It seems that markets' attempts to extend growth begin to fail amid hopes that a slowdown in US inflation may urge the Federal Reserve to reduce the pace of tightening.
What is the reason behind negative sentiment in markets?
Investors seem tired of the strong influence that comes from a prolonged bear market, which has lasted for more than a year, and are looking for any excuse to buy shares. Unfortunately, the stance of some Fed members does not allow them to relax as it indicates that the regulator has strong advocates for further aggressive tightening. This factor is still weighing on markets.
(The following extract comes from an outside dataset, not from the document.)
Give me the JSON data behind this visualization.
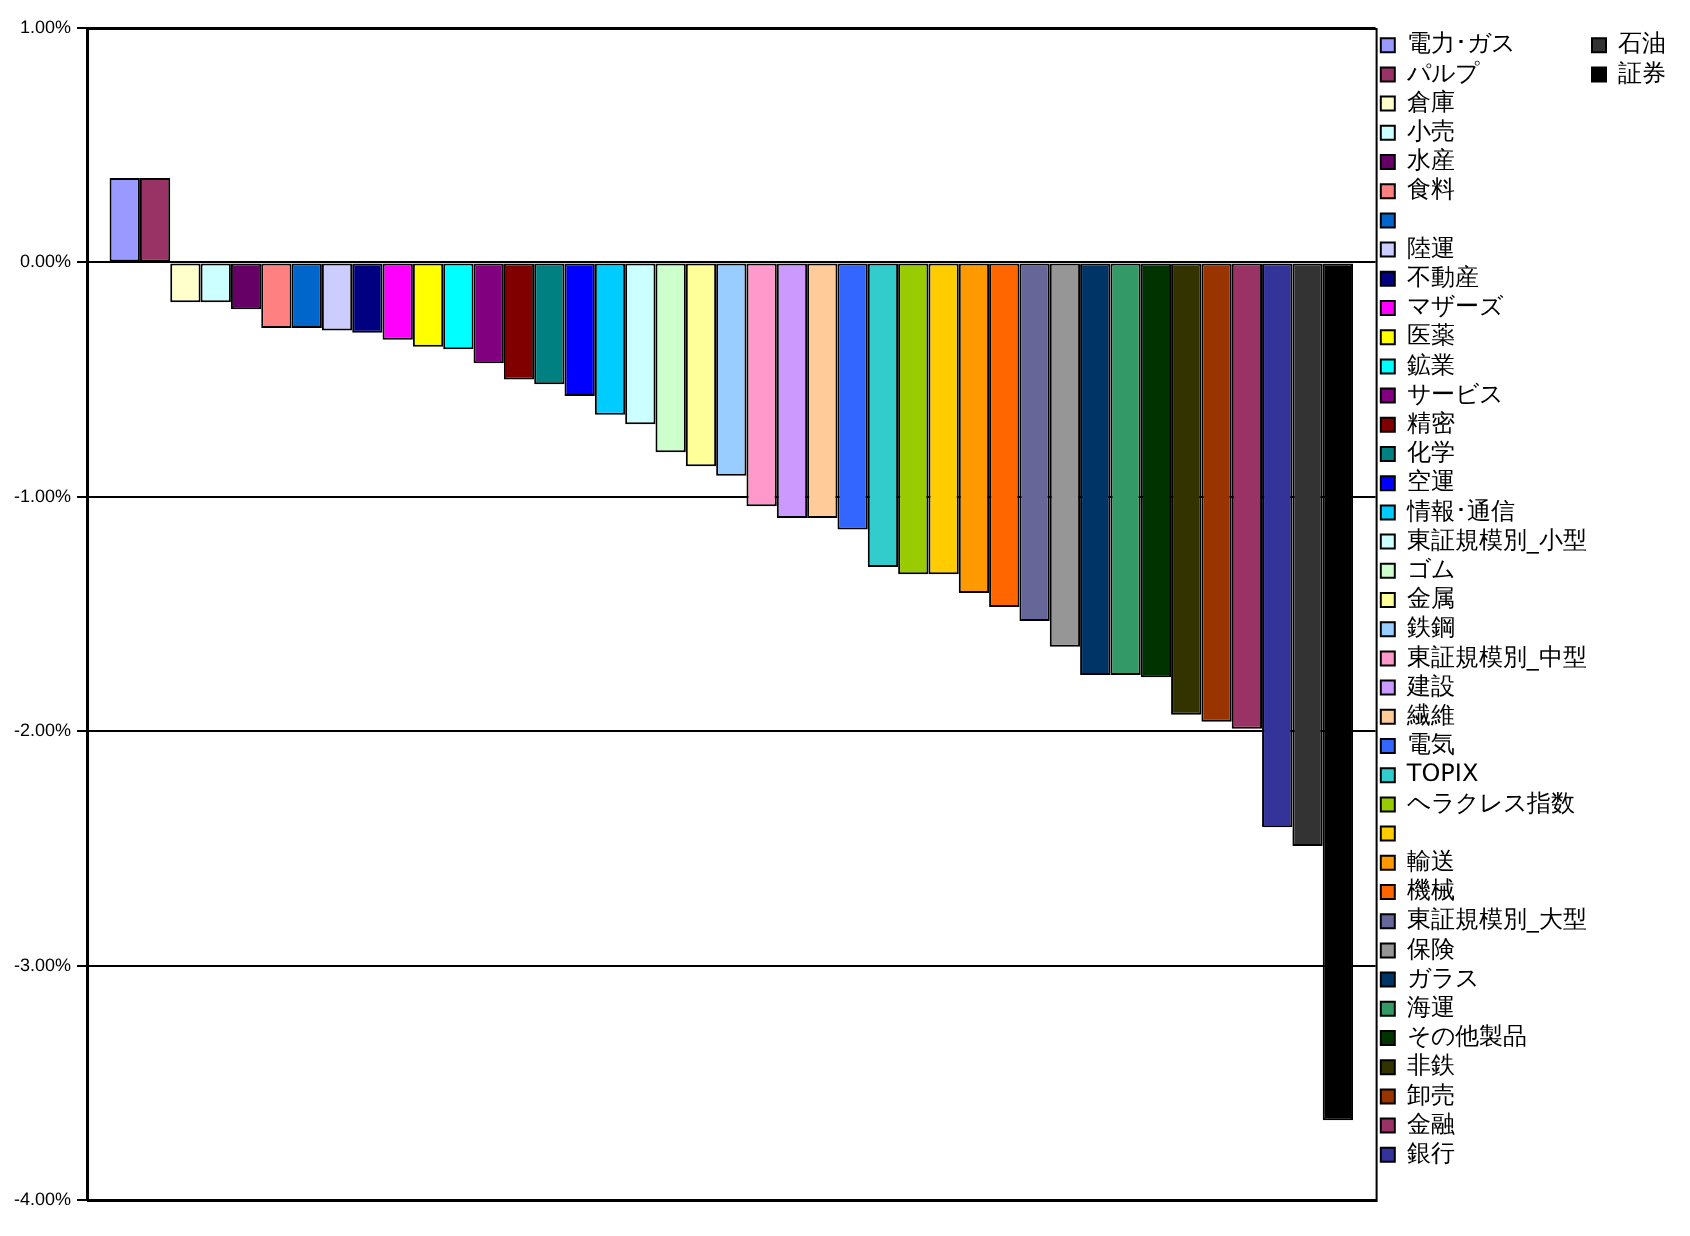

The interest rate forecast made by the chief of the Federal Reserve Bank of St. Louis, James Bullard, on Thursday, caused concern in the market. He emphasized the need for hiking rates further as all the moves that had been done before had only a limited impact on inflation. In the wake of the disappointing earnings season, his words had a bombshell effect. He said that interest rates should be raised to 5.00-5.25% at least. In other words, the Federal Reserve's decision on interest rates will not be based on the latest inflation data. The regulator is committed to bringing inflation to the 2% target. This means we may see another 0.75% rate increase in December, and the dynamic of federal fund futures, which illustrates such a possibility, confirms that. It remains to be seen how things will unfold. However, the hawkish stance of some Fed officials has somewhat shattered optimism in the market.
In lite of increased uncertainty, the market is unable to achieve a consensus on what to expect. Therefore, there are risks of turbulence in the stock and commodity markets. Meanwhile, foreign exchange markets are likely to show no movement at all.
As for the USD pairs and the commodity market, there is a high probability of a sideways trend. The equity market is expected to trade under the influence of earnings reports as well as news and macroeconomic statistics.
Daily outlook:
GBP/USD
The pair is trading in the range of 1.1740-1.1920. If the price goes above 1.1920, there is a possibility of growth to 1.2020.
USD/JPY
The pair is consolidating in the range of 138.50-140.75. It is highly likely to remain within this range today. However, should negative sentiment on markets prevail again, the pair may leave the range and fall to 137.60.